Reflexiones - Sep. 14, 2014

“Tanto amó Dios al mundo que entregó a su Hijo único para que no perezca ninguno de los que creen en él, sino que tengan vida eterna.” Jn. 3,16

Hoy la Iglesia celebra la fiesta de la Exaltación de la Santa Cruz. El Evangelio de Juan nos presenta el amor de Dios, por todos nosotros, hasta el extremo de entregar a su único Hijo a la muerte de cruz, “para que quien crea en El no perezca, sino que tenga vida eterna”.

Es difícil hablar de la Cruz, en un ambiente donde se exalta el placer y el desenfreno grupal, y donde parece que en el lenguaje cotidiano ha desaparecido la palabra sacrificio, y la cruz.

Algunos pueden pensar que estamos glorificando el sufrimiento y el dolor, y que somos personas que estamos en contra de la alegría, “de pasarla bien”, como dicen algunos “gurús modernos”,- usted ha nacido para ser feliz,- sí, y yo les pregunto, ¿y qué más?

Solamente se puede entender la Cruz en nuestras vidas cuando usted ama. Pregúntele a una buena madre lo que significa el amor oblativo, que se entrega por su hijo, aun por aquellos que menos la aman y podrás entender de como Dios nos ama, “mucho más”. Hasta el extremo de entregar su Hijo por nuestra salvación.
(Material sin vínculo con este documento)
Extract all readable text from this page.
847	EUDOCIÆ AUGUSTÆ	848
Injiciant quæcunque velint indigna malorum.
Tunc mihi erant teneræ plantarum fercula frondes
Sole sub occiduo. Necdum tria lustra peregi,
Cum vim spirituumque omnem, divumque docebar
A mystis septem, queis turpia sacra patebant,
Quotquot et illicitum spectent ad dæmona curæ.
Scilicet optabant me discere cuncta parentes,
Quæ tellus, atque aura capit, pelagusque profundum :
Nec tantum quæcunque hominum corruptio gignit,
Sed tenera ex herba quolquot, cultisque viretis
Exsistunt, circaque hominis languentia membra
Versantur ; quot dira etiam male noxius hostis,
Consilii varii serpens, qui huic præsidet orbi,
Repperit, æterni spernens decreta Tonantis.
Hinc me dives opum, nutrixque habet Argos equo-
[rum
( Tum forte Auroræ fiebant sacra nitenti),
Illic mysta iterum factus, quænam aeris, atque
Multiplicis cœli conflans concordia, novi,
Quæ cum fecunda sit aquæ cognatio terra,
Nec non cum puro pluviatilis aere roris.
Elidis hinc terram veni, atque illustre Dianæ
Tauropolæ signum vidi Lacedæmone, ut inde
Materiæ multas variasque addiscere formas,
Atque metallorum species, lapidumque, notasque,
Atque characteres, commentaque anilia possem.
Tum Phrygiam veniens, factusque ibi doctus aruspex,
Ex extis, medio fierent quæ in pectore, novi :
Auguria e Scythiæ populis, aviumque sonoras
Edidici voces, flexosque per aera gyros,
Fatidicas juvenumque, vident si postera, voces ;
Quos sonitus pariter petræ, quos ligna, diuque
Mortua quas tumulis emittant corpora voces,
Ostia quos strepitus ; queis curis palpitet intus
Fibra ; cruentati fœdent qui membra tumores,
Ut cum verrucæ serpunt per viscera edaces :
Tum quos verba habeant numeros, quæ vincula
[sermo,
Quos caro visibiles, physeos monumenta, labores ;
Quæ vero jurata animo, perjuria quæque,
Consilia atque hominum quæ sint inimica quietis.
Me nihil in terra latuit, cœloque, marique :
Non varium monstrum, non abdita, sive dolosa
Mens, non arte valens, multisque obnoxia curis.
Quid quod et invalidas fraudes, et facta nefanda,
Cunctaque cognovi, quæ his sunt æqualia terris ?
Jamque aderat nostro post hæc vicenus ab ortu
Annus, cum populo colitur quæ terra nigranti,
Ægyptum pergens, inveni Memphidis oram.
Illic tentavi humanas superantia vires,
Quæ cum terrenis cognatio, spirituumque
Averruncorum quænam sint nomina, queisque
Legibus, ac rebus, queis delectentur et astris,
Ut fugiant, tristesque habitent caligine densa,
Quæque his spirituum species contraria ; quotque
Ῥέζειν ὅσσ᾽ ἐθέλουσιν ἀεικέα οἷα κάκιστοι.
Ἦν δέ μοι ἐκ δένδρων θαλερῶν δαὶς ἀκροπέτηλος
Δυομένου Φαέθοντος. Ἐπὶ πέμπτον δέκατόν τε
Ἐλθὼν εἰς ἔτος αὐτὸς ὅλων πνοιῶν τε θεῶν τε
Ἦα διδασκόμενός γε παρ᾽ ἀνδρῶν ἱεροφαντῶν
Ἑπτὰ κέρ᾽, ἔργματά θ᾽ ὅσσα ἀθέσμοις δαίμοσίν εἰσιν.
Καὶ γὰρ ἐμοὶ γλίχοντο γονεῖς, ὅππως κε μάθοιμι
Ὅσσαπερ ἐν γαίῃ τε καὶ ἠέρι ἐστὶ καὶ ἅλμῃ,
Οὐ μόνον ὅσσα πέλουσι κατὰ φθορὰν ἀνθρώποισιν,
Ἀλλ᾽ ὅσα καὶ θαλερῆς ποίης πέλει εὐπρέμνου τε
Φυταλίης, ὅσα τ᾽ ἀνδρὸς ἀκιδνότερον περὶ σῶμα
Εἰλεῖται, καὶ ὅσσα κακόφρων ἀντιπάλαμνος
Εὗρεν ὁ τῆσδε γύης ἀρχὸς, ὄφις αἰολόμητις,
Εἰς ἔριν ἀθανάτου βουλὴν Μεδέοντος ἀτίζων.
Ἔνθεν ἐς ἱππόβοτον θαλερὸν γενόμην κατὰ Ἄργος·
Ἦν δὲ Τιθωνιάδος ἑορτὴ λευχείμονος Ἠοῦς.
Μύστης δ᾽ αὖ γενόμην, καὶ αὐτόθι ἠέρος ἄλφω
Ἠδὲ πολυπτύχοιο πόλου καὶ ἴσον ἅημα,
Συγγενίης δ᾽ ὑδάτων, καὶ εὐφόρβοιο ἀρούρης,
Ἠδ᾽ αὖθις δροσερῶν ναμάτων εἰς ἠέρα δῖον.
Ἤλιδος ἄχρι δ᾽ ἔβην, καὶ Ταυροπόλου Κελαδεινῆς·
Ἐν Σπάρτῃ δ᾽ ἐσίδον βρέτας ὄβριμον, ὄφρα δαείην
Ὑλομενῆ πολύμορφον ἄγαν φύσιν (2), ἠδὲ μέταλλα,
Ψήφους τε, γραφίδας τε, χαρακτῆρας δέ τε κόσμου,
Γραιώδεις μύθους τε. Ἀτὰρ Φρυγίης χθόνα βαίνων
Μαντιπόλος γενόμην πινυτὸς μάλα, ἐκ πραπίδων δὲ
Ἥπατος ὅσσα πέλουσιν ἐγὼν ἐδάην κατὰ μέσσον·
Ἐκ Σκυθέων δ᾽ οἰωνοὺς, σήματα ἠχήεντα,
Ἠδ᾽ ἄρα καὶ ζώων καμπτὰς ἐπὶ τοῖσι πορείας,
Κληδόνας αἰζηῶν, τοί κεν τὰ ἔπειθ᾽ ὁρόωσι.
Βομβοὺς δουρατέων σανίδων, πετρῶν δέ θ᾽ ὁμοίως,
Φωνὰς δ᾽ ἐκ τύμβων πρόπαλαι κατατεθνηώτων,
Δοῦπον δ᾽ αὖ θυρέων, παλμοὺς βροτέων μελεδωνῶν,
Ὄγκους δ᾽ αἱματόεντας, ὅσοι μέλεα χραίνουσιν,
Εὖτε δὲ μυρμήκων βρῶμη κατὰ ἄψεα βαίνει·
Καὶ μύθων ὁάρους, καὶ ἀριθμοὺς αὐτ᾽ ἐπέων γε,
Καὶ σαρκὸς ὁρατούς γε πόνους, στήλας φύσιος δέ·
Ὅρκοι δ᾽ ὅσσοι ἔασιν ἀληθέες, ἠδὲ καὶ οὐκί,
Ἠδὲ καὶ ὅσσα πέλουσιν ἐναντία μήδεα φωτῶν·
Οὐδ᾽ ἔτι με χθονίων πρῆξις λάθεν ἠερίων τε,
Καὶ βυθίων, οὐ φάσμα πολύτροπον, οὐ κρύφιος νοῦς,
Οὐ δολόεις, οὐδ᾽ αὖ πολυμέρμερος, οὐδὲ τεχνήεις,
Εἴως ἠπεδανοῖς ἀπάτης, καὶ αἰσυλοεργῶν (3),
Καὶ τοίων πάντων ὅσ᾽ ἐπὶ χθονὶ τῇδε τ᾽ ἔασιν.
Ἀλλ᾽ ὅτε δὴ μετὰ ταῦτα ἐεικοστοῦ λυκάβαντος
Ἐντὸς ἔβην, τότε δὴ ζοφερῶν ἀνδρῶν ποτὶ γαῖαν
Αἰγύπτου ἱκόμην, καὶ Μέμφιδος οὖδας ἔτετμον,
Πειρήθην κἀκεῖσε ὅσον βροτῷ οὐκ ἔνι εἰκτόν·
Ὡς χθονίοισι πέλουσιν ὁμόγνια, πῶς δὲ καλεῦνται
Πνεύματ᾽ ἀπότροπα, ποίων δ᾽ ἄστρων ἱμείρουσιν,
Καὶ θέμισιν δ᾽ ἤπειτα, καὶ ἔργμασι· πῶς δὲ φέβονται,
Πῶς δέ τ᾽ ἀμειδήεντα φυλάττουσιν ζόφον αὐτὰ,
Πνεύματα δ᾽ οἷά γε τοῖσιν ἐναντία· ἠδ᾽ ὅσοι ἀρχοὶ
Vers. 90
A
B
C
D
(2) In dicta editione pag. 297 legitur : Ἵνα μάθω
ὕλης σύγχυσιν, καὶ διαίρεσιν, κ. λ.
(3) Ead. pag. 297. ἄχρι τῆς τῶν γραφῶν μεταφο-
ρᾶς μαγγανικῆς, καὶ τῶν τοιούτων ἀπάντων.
Cristo cumplió el sueño de Dios, salvarnos a todos. El mal del hombre no es solamente la pobreza,-“el pobre Lázaro no tenía nada y cuando murió los ángeles vinieron a llevarle al cielo”. La pobreza pasa, la riqueza también, y no significa que no nos preocupemos por las injusticias. El problema del hombre no es la enfermedad. No, ahí está Job, comido por una lepra, tirado en un camastro. Y dice de lo profundo de su alma. “No importa con estos ojos que me está comiendo la lepra veré un día, cara a cara a Dios. Esa es mi esperanza.

¿Sabes cuál es el mal de hombre? El único mal del hombre es el pecado. Porque este es el que rompe el sueño que Dios tiene con todos, que seamos su Familia.

Para eso vino Cristo a la tierra como Hombre para tener hermanos y ser familia de todos, y le va a decir al Padre, déjame que yo voy a salvarlos a todos. Que yo voy a morir por todos. Que yo voy a perdonarles todos los pecados. Él quiere que se realice el sueño de Dios.

Hasta el final en la cruz redentora decía: “Padre perdónales no saben lo que hacen”.

Hoy en la cruz encontramos a Jesús clavado, y le decimos: ”Señor no te bajes de la cruz”, te lo piden las madres que sufren, no te bajes de la cruz te lo piden los enfermos, te lo piden los ancianos que viven solos, no te bajes de la cruz te lo piden los religiosos las religiosas, los jóvenes que están decidiendo una vocación. No te bajes de la Cruz, porque queremos ofrecerte nuestros dolores, como familia de Dios.